Sept. 11, 2015 — The post Labor Day period is already bringing clarity to various Senate races, including several within the last day or two.
Speculation surrounding Sen. Heidi Heitkamp (D) jumping into the open North Dakota governor’s race was put to bed earlier this week. Sen. Heitkamp announced that she will not enter the state campaign and instead will complete her first senate term. Heitkamp was elected in 2012 and comes in-cycle three years from now.

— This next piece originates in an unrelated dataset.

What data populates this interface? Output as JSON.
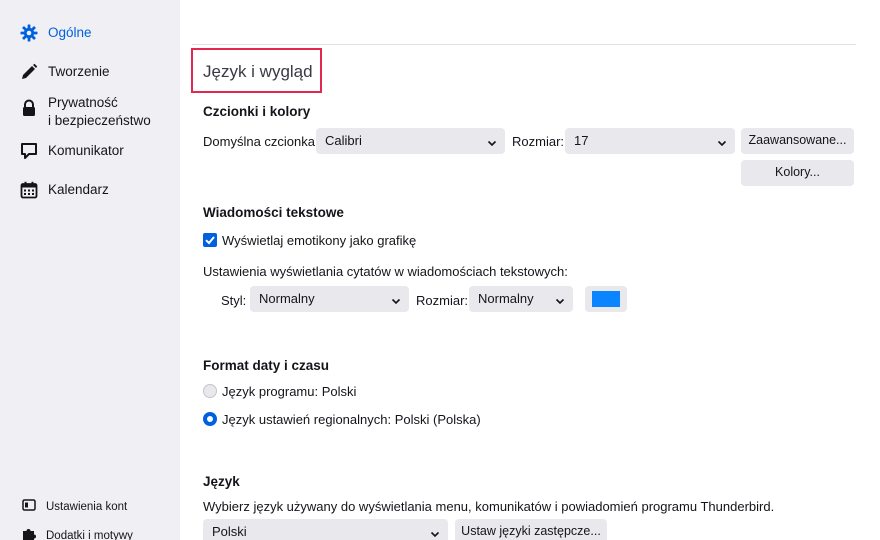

The Democratic Senatorial Campaign Committee leadership was concerned that Heitkamp would run for governor. Though she would not have risked her Senate seat to run, had she been victorious, a new succession law the legislature and Gov. Jack Dalrymple (R) adopted this term takes the appointment power away from the governor pertaining to Senate vacancies. Instead, their action now requires calling an immediate special election. The chances of Republicans being able to convert an open North Dakota seat in a special 2017 vote would be very high, hence the importance of the national party leaders prevailing upon Sen. Heitkamp to forego a gubernatorial bid.
Aug. 26, 2015 — Gov. Jack Dalrymple’s (R) semi-surprising announcement Monday that he is not going to seek a second full term is launching North Dakota politicos into motion. The biggest question surrounds US Sen. Heidi Heitkamp (D), and whether she will enter what is now an open race for governor.
Though North Dakota has become a solidly Republican state, Heitkamp successfully won her Senate seat in 2012 nipping then-at-large Rep. Rick Berg (R), 50-49 percent. But, the governor’s office is what drives her political desire. From her post as the state’s two-term attorney general, Heitkamp ran for ND’s top office in 2000, but a diagnosis of breast cancer slowed her ability to compete. She fell to current Republican Sen. John Hoeven (55-45 percent) for what would be his first of three terms as the state’s chief executive.
Earlier in the year, speculation began growing that Sen. Heitkamp was considering challenging Gov. Dalrymple. Even though she would have been a distinct underdog, her proven ability to win difficult races in a conservative state is established. At the very least, she would have been a formidable candidate and not have had to risk her Senate seat.